Remember that a key strategic requirement in all audits control over the flow of information. If the use of an auditor-preferred tool would compromise that requirement, then we typically advise our clients to pursue alternatives.

2. Timing – From the outset of most reviews, auditors will seek to get audited companies to “consent” to arbitrary timelines for reaching various milestones in the audit process. These timelines typically are formulated unilaterally between the auditors and the software publishers that hired them, and they are designed to provide predictability for the publisher. The timelines typically have little, if any, relationship to the realities figuring out how to allocate resources to auditors’ often voluminous requests for information.

Fortunately, auditors’ timelines also typically have little, if any, relationship to contractual obligations in license agreements. Again, most such agreements require only reasonable and/or timely cooperation, and they do not impose any set period of time to provide information responsive to auditors’ requests. Furthermore, most such agreements also incorporate assurances that audits will not interfere unreasonably with audit companies’ business operations.

We typically recommend that our clients resist the urge to agree to any audit timelines, especially at the outset of a review. In the vast majority of audits, it simply is not possible for most companies to hit the timing targets in audit project plans, and many publishers will not hesitate to reference those kinds of incremental failures during negotiations to resolve audit findings. Our preferred approach is to acknowledge proposed timelines, but to be explicit about not making any promises to adhere to them. Where auditors or publishers persist in seeking to apply those kinds of expectations, it is better to promise only diligent effort and regular updates, always subject to the priority of a company’s critical business operations. In our experience, most auditors will (perhaps begrudgingly) accept those kinds of assurances.

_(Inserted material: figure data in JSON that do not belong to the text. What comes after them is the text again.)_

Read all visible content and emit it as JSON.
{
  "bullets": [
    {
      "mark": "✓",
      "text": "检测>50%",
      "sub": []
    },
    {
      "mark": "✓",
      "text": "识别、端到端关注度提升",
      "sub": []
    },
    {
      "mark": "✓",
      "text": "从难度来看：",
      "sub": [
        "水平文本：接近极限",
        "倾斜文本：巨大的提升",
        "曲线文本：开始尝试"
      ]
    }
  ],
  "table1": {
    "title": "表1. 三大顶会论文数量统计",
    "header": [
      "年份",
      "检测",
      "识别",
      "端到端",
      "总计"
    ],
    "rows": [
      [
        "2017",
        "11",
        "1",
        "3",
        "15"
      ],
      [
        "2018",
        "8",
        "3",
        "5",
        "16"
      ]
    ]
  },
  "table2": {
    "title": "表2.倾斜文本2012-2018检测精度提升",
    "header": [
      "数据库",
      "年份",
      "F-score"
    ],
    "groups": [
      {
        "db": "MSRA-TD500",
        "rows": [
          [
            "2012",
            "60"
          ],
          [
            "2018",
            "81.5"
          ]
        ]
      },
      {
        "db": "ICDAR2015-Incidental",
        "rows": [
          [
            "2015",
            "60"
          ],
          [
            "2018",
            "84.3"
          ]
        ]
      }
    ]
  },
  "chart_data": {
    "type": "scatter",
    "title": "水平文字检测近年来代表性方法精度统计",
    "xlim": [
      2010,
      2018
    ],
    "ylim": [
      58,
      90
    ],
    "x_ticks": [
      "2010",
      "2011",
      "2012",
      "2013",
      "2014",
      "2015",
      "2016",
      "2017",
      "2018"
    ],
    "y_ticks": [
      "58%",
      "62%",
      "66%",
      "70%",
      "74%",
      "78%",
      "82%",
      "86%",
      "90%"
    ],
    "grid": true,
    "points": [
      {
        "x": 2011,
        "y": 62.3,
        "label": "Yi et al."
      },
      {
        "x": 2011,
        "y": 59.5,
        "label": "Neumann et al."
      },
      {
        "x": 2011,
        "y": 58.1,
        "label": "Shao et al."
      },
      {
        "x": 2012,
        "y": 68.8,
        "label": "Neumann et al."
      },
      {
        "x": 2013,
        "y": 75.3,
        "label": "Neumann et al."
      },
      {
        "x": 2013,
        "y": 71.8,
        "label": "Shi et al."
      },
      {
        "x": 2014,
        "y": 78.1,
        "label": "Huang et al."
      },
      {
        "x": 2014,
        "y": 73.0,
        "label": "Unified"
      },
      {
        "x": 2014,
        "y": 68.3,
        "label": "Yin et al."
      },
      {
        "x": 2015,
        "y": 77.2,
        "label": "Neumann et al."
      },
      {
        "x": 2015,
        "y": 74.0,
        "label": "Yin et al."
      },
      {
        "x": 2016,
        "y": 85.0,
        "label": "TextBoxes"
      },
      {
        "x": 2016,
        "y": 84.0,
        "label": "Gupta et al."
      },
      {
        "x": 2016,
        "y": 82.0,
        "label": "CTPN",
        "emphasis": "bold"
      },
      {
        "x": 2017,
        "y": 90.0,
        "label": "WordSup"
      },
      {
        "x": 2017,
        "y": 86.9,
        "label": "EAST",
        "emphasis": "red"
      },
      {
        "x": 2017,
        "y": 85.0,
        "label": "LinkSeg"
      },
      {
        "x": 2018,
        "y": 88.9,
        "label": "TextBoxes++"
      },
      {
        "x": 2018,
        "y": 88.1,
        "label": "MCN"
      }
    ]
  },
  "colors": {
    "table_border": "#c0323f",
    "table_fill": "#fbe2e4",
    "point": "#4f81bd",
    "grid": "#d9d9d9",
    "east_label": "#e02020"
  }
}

3. Volume of Requests – Finally, at the outsets of most engagements, auditors will describe an audit process that appears to be fairly well organized and segmented, with the goal of defining various, discrete steps to be followed in advance of closing out a review. However, in practice, that kind of structure can break down when applied to the sometimes messy and disorganized realities of software asset management, especially within organization that may not have implemented mature, internal SAM processes in advance of a review. Consequently, one set of requests from the auditors can yield one after another set of follow-up or supplemental requests, like a never-ending series of (very expensive) Russian nesting dolls.

While some such requests may be legitimate and reasonable, depending on the fulsomeness of an audited company’s prior disclosures, in many cases these kinds of serial follow-ups may comprise little more than fishing expeditions. Audited companies always need to remain mindful of any “unreasonable burden” language appearing in their license agreements (as noted above), and to be prepared to reference it when it appears that the auditors are dragging their feet toward a conclusion. At a certain point, it may make sense to simply refuse to provide more information and to insist that the auditors proceed with preparation of a draft audit report. If the auditors agree, then any true information gaps can be revealed and discussed as the company works to vet the draft report. If the auditors do not agree, then the audited company can address its concerns to the publisher and, at a bare minimum, set expectations that further inefficiencies could have a negative impact on the company’s relationship with the publisher.

We regularly work with our clients to address these kinds of concerns in the context of software audits, and we encourage all companies to be mindful of them in responding to audit-related information requests.